Quella della Resistenza tradita è una storia scomoda e normalmente rimossa dalle narrazioni main stream e
dalle celebrazioni istituzionali che hanno fatto sempre un uso
strumentale dell’eredità della lotta di Liberazione e dei valori
dell’antifascismo, antitetici non soltanto rispetto alla politica di
riconciliazione del secondo dopoguerra, ma anche e soprattutto in
rapporto agli schemi imposti oggi dai trattati internazionali e
dall’Unione Europea.
Ora Valerio Gentili, che fra l’altro coordina le attività dell’Archivio Internazionale Azione Antifascista, ha pubblicato un libro che interroga la storia di quella rimozione:
Valerio Gentili, Volevamo tutto. La guerra del Capitale all’antifascismo: una storia della Resistenza tradita, Roma, Red Star Press, 2016, pp. 144, € 14,00
E
torna sui banchi delle librerie, a quarant’anni dalla sua prima
edizione, un libro che testimonia quanto quella rimozione abbia inciso
nel mantenere invariate, dopo il 1945, le disparità sociali, civili e di
genere imposte dal Fascismo, come sottolinea Sandro Mosio su Carmilla:
Anna Maria Bruzzone – Rachele Farina, La Resistenza taciuta. Dodici vite di partigiane piemontesi, prefazione di Anna Bravo, Bollati Boringhieri 2016, pp. 314, € 25,00
Una
combattente partigiana, Elsa «Elsinki» Oliva (1921-1994) riassumeva
così, nel 1976, quello che era avvenuto dopo la Liberazione:
«L’unità
della Resistenza è stata molto strombazzata in questi ultimi tempi, ma è
stata molto difficile e molto sofferta. Anche qui ci sono stati attriti
e raffiche tra le diverse formazioni […] a Milano, quando c’è stata la
sfilata, tra quella moltitudine plaudente e tutti con le coccarde –
matti, proprio matti! – pensavo che forse una buona parte erano quelli
che ci avevano sparato contro. Alle staffette, nelle sfilate, mettevano
al braccio la fascia da infermiera! […] Certo quando c’è stata la
smobilitazione hanno dato troppo poco tempo per giustiziare i criminali.
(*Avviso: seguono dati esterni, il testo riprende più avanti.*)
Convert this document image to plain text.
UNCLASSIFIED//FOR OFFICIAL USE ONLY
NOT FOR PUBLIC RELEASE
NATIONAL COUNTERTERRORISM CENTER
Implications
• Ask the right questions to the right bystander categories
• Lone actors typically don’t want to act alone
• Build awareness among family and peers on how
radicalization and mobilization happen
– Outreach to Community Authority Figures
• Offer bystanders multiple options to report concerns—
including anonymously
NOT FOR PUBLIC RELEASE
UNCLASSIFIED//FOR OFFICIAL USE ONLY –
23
Tutt’a un tratto non era più possibile giudicare nessuno. C’è stata una
comunicazione: dall’ora tot non si potevano più processare i
prigionieri, ma si dovevano consegnare.
Il
dopoliberazione è certamente stato molto diverso da come lo pensavo. Il
mio rimpianto più grande del dopo è stato quello di non essere morta
prima, durante la lotta. Se io ho invidiato qualcuno, non ho mai
invidiato i compagni vissuti ma i compagni morti. […] Sono mancate le
riforme che dovevano agevolare la grande massa popolare, le agevolazioni
sono sempre state per i medesimi, per i ricchi, quelli che oggi portano
la camicia beige o azzurra, ma che è sempre la camicia nera di ieri.
[…] I partigiani venivano spesso falsamente accusati di delitti comuni e
bisognava che scappassero per non subire condanne durissime. […] Tutti
gli impiegati conservavano il loro posto, anche se erano stati dei
fascistoni, e i partigiani erano disoccupati. È stato il periodo più
buio della mia vita, il dopoliberazione. Alcuni si sono estraniati
proprio allora, perché disgustati di tanta persecuzione» (Bruzzone –
Farina, La Resistenza taciuta, pp. 149-154).